Per quanto riguarda l'impact factor, indipendentemente da come lo si misuri, il fatto che gli articoli sono largamente accessibili li porta ad essere più condivisi e usati.

Riguardo "il lavoro di revisione fa parte dei normali doveri accademici e non è pagato; il pagamento infatti introduce un sottile conflitto di interesse." Sappiamo tutti benissimo che solo il pagamento elimina i conflitti di interesse. Infatti se un revisore viene pagato per leggere una serie di articoli non viene condizionato da altri e più forti interessi di tipo accademico, dovuti alla comunità scientifica di appartenenza, al proprio entourage e ad altri fattori di convenienza che spesso trasformano questo mondo in un sistema autoreferenziale. Insomma non esiste una verginità scientifica accademica e questo, soprattutto quando si ha a che fare con argomenti molto dibattuti come quelli relativi a LENR/CANR crea spesso una barriera simile a quella che l'UNESCO si è prefissa di superare per quanto riguarda le preclusioni di tipo geo/economico con l'Open Access.
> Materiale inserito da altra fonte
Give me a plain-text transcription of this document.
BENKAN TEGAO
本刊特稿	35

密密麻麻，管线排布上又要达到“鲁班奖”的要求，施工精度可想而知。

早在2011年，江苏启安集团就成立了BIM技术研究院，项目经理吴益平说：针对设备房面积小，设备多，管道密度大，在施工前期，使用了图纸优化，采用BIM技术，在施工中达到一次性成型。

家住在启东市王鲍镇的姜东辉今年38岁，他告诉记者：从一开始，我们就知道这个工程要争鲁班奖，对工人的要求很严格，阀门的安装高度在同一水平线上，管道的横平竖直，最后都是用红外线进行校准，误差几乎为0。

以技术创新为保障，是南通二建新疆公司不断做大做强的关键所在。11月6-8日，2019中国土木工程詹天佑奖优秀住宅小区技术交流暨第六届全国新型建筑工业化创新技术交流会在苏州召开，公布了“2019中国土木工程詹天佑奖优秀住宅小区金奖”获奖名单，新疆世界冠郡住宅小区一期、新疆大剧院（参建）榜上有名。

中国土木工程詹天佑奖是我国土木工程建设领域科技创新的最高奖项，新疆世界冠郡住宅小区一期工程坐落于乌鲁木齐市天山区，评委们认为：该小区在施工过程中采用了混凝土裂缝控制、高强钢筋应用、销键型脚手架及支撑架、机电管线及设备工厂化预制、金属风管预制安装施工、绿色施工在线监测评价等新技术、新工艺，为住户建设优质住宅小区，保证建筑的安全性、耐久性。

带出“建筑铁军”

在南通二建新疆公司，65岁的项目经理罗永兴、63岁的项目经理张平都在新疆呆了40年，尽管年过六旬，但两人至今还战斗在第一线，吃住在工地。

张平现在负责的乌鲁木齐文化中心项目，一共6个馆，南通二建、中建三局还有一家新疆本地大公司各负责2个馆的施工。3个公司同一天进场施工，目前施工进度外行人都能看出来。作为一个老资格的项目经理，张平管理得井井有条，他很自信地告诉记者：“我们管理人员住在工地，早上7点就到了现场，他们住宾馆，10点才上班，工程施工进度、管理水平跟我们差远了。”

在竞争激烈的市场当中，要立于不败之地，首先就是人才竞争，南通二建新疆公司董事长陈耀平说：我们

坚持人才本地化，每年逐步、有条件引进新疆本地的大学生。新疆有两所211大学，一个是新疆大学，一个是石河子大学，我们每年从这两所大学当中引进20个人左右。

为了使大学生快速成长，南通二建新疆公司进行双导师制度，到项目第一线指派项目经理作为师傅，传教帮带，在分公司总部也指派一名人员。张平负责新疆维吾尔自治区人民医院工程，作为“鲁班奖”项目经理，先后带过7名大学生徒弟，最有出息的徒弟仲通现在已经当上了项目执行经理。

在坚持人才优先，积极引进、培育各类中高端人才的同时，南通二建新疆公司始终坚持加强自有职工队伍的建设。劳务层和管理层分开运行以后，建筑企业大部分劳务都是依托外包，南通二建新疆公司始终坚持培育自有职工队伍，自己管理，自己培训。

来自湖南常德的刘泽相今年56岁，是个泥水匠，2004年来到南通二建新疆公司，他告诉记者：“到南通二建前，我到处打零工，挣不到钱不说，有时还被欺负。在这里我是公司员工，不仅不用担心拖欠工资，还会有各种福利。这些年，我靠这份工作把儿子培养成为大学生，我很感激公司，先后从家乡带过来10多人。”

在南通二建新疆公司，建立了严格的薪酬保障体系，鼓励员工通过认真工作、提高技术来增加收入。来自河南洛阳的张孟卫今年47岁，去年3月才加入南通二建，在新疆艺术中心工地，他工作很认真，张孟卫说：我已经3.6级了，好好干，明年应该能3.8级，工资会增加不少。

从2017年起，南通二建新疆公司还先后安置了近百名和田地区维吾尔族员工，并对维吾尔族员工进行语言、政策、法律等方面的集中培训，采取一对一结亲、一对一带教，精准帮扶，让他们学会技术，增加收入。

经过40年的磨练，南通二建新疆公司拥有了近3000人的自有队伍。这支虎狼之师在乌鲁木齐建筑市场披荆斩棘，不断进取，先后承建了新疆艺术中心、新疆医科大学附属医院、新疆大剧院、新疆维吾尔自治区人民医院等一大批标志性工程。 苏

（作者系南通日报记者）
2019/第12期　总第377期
Riguardo invece alla "recensione puramente formale", "questa rivista paga qualche dollaro a qualche post-doc squattrinato di qualche università scalcinata per scrivere in fretta giudizi generici, non specialistici", "i revisori devono venir scelti liberamente su tutta la base accademica a seconda del contenuto dell’articolo, e non in un pool di stipendiati, che necessariamente ha competenze troppo ristrette".
Alcuni di questi commenti sono decisamente borderline ma io non posso rispondere sulla professionalità dell'editore. Immagino che se tale polemica continuasse su toni lesivi per il lavoro l'editore potrebbe rispondere nei modi appropriati.

Cordiali saluti,

Angelo Ovidi
Kresenn Ltd
co-signer of the article 
Scrive Ovidi "molte delle riviste accademiche classiche spesso vengono acquistate dagli istituti tramite abbonamenti molto costosi...". Secondo voi cosa significa "molto costosi"? Prendiamo per esempio una delle più note riviste di fisica, Physical Review A, B, C ecc. e divertiamoci a leggere i costi degli abbonamenti annui sul listino prezzi ufficiale dell'editore: il prezzo del "pacchetto premium" va dai 25.370$ (academic) ai 44.850$ (very large research institutions) a seconda dell'istituzione.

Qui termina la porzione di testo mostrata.